The following recommendations are provided for the purpose of establishing a safer, more effective, more efficient, and more transparent local-pharmacy-based system for the provision of prescription medications and related services for patients and communities.
  1. PBMs should not be permitted to own their own pharmacies. It is a blatant conflict of interest for PBMs to own pharmacies that they can require/incentivize clients and patients to use for the benefit and profit of the PBM.

  2. Government agencies, employers, and unions should discontinue their use of costly PBM prescription benefit programs, and use companies and programs that will process/adjudicate prescription claims for low administrative fees that are a small fraction of what PBMs charge. For those who consider such an action to be impossible or difficult, it is already being done. Programs such as the Pharmaceutical Assistance Contract for the Elderly (PACE) in Pennsylvania have always, and efficiently, used a company to process/adjudicate prescription claims, rather than a PBM. In 2017, West Virginia cut out PBMs from its Medicaid prescription program and, by operating the program itself, eliminating spreads, and reducing administrative fees, it expects to save $30 million a year. A recent study in Ohio determined that PBMs were receiving $6.14 per generic drug prescription in its managed Medicaid programs, and its results suggest that PBMs, and not pharmacies, have been getting most of the markups on generic drugs. CVS manages four out of the five Medicaid managed-care plans in Ohio and it sued the state to prevent the release of a report on the amount of the spread it received from Medicaid programs there. As a consequence of its studies, Ohio has ordered managed-care plans to terminate their spread pricing contracts for 2019. A comprehensive study and commentary of these and other PBM programs is described in the article, "The Secret Drug Pricing System Middlemen Use to Rake in Millions," in the September 11, 2018 issue of Bloomberg News (by Robert Langreth, David Ingold, and Jackie Gu).

  3. "Gag clauses" should be eliminated from PBM "agreements". The increased awareness of these egregious restrictions has resulted in outrage and legislative initiatives to ban such provisions in agreements. Even the Pharmaceutical Care Management Association (PCMA) that represents PBMs has now stated opposition to these restrictions, after conveniently ignoring them for many years until the public and legislators discovered how they increase the cost of medications.

  4. Pharmacists should explore a class action lawsuit against the PBMs to reclaim losses from prescriptions for which they had to pay more for the drug than they received from the PBM for dispensing the prescriptions. If PBMs can protect and increase their profits by imposing claw-back fees and generic effective rates to reduce compensation to pharmacists, it is appropriate for pharmacists to be able to recoup their losses in programs in which they have been denied opportunity to discuss/negotiate terms.
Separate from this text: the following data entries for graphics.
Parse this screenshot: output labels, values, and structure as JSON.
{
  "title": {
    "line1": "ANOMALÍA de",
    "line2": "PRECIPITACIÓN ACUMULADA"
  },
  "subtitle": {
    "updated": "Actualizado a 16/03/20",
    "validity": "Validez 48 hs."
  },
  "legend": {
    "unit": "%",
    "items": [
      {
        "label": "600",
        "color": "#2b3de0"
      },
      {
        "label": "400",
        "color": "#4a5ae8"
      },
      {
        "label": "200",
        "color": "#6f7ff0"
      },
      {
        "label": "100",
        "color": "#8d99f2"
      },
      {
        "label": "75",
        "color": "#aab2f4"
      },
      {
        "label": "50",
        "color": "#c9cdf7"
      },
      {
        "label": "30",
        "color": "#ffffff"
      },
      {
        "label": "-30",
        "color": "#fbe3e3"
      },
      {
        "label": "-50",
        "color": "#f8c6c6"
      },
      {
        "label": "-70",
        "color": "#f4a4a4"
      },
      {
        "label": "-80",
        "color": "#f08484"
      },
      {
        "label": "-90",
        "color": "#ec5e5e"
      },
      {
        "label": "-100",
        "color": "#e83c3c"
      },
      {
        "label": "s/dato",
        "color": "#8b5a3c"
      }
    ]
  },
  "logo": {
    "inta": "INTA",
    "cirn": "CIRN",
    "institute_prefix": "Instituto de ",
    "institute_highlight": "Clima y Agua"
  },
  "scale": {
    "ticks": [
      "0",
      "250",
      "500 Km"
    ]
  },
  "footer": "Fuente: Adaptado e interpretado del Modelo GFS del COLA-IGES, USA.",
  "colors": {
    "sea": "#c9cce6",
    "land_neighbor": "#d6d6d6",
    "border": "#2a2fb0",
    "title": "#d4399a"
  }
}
  5. Pharmacists and their professional organizations must persist in seeking exemptions for pharmacies from the provisions of antitrust laws. Most are not aware that these laws prevent even two pharmacists from agreeing on the amount of compensation they would determine to be fair and equitable for dispensing a prescription and providing related services. Most do not understand the distinction that permits a Walgreens to be in an excellent position to negotiate agreements because its 10,000-plus pharmacies are part of a single corporate entity.
The PBMs will strongly protest efforts of pharmacists to be exempted from antitrust laws, and will allege that this will result in increased fees for pharmacists and increased costs for prescription drugs. However, the secret deals, fees, and revenue streams of the PBMs expose their hypocrisy. Any increase in fees/compensation for pharmacists will be more than offset by the savings achieved by eliminating the use of PBMs who contribute nothing to the scope, quality, or safety of prescription programs for patients.